Aber was ist mit all den anderen Themen? Franziskus berief zwar eine Weltsynode ein, doch konkrete Auswirkungen auf den Alltag in der katholischen Kirche blieben aus. Der Weg ins Priesteramt führt immer noch über die Ehelosigkeit, Frauen dürfen weiterhin nicht einmal Diakoninnen werden. Mitbestimmungsrechte für die Gläubigen gibt es höchstens bei der Anzahl der Torten fürs Gemeindefest. 

Und was macht Papst Leo?

Derweil sinkt die Mitgliederzahl weiter, die Zahl der Neupriester ebenso. Zugleich sind die Fronten zwischen Bewahrern und Reformern verhärtet. Und wohin der Kurs des im Mai gewählten Papstes Leo XIV. führt, ist noch weitgehend unklar. 

Die Hoffnung aber gibt man nicht auf bei „Wir sind Kirche“ - im Gegenteil: Immer mehr Bischöfe sprächen sich für die Aufhebung des Pflichtzölibats aus und setzten sich für den Zugang von Frauen zu Weiheämtern ein, sagt Weisner. Vor allem mit der Wahl von Franziskus 2013 sei ein Ende von Denk- und Redeverboten angebrochen. Und: Der neue Papst habe sich von Anfang an zum Reformprozess von Franziskus bekannt, „sodass wir guter Hoffnung sind, dass jetzt Schritt für Schritt auch kirchenrechtliche Umsetzungen erfolgen“.

Neue Reformgruppen im Land

Die Stimme von „Wir sind Kirche“ werde gehört, sagt der Theologe und emeritierte Professor der Uni Dortmund, Norbert Mette. Das geistige und geistliche Klima in der katholischen Kirche habe sich in den vergangenen 30 Jahren erheblich verändert. Es könne nun freier und offener über Themen diskutiert werden, bei denen man früher noch Sanktionen fürchten musste.

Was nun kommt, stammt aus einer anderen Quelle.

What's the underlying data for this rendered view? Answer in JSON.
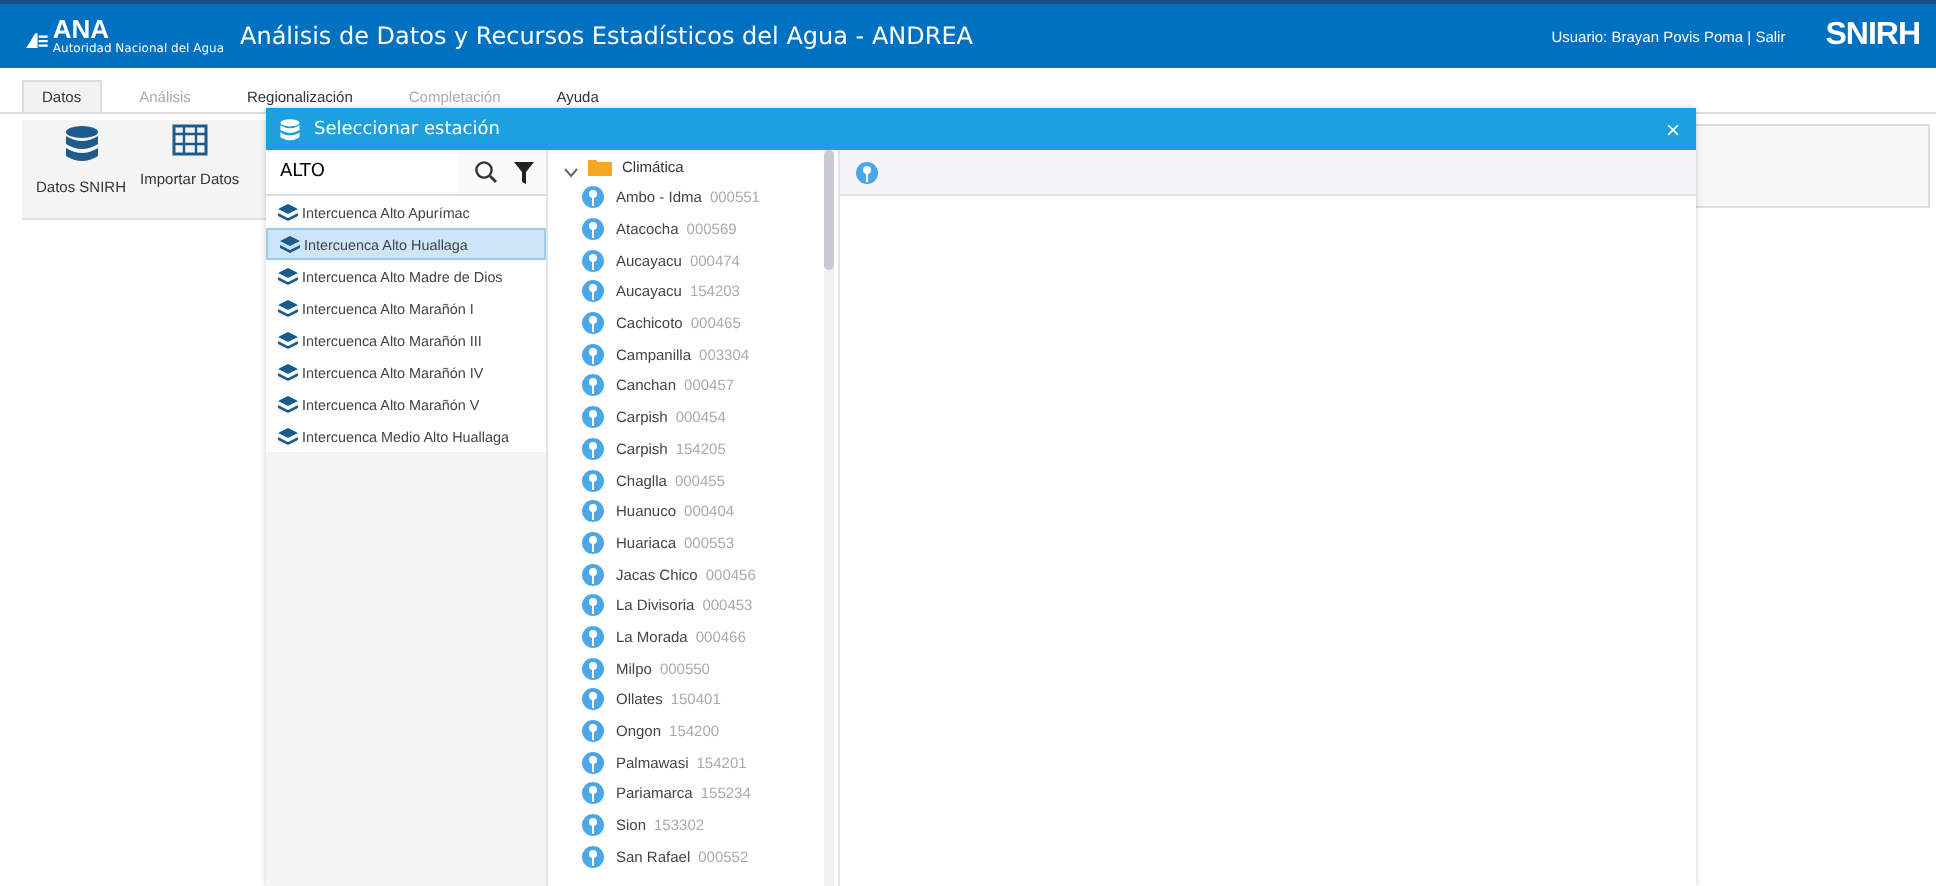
{
  "header": {
    "logo": "ANA",
    "logo_subtitle": "Autoridad Nacional del Agua",
    "title": "Análisis de Datos y Recursos Estadísticos del Agua - ANDREA",
    "user": "Usuario: Brayan Povis Poma | Salir",
    "brand": "SNIRH"
  },
  "menu_tabs": [
    {
      "label": "Datos",
      "selected": true,
      "disabled": false
    },
    {
      "label": "Análisis",
      "selected": false,
      "disabled": true
    },
    {
      "label": "Regionalización",
      "selected": false,
      "disabled": false
    },
    {
      "label": "Completación",
      "selected": false,
      "disabled": true
    },
    {
      "label": "Ayuda",
      "selected": false,
      "disabled": false
    }
  ],
  "toolbar": [
    {
      "label": "Datos SNIRH",
      "kind": "database"
    },
    {
      "label": "Importar Datos",
      "kind": "table"
    }
  ],
  "dialog": {
    "title": "Seleccionar estación",
    "close": "×",
    "search": {
      "value": "ALTO"
    },
    "basins": [
      {
        "label": "Intercuenca Alto Apurímac",
        "selected": false
      },
      {
        "label": "Intercuenca Alto Huallaga",
        "selected": true
      },
      {
        "label": "Intercuenca Alto Madre de Dios",
        "selected": false
      },
      {
        "label": "Intercuenca Alto Marañón I",
        "selected": false
      },
      {
        "label": "Intercuenca Alto Marañón III",
        "selected": false
      },
      {
        "label": "Intercuenca Alto Marañón IV",
        "selected": false
      },
      {
        "label": "Intercuenca Alto Marañón V",
        "selected": false
      },
      {
        "label": "Intercuenca Medio Alto Huallaga",
        "selected": false
      }
    ],
    "tree": [
      {
        "label": "Climática",
        "expanded": true,
        "children": [
          {
            "name": "Ambo - Idma",
            "code": "000551"
          },
          {
            "name": "Atacocha",
            "code": "000569"
          },
          {
            "name": "Aucayacu",
            "code": "000474"
          },
          {
            "name": "Aucayacu",
            "code": "154203"
          },
          {
            "name": "Cachicoto",
            "code": "000465"
          },
          {
            "name": "Campanilla",
            "code": "003304"
          },
          {
            "name": "Canchan",
            "code": "000457"
          },
          {
            "name": "Carpish",
            "code": "000454"
          },
          {
            "name": "Carpish",
            "code": "154205"
          },
          {
            "name": "Chaglla",
            "code": "000455"
          },
          {
            "name": "Huanuco",
            "code": "000404"
          },
          {
            "name": "Huariaca",
            "code": "000553"
          },
          {
            "name": "Jacas Chico",
            "code": "000456"
          },
          {
            "name": "La Divisoria",
            "code": "000453"
          },
          {
            "name": "La Morada",
            "code": "000466"
          },
          {
            "name": "Milpo",
            "code": "000550"
          },
          {
            "name": "Ollates",
            "code": "150401"
          },
          {
            "name": "Ongon",
            "code": "154200"
          },
          {
            "name": "Palmawasi",
            "code": "154201"
          },
          {
            "name": "Pariamarca",
            "code": "155234"
          },
          {
            "name": "Sion",
            "code": "153302"
          },
          {
            "name": "San Rafael",
            "code": "000552"
          }
        ]
      }
    ]
  }
}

Wie viele Unterstützerinnen und Unterstützer „Wir sind Kirche“ in Deutschland hat, erfasst die Bewegung nicht. Nach eigenen Angaben nutzt man bewusst keine Vereinsstrukturen, um dem ZdK keine Konkurrenz zu machen. In Deutschland seien mittlerweile viele andere Reformgruppen entstanden, sagt Sigrid Grabmeier aus Deggendorf. Auch sie ist seit vielen Jahren engagiert bei „Wir sind Kirche“. Man sei eng vernetzt - auch international.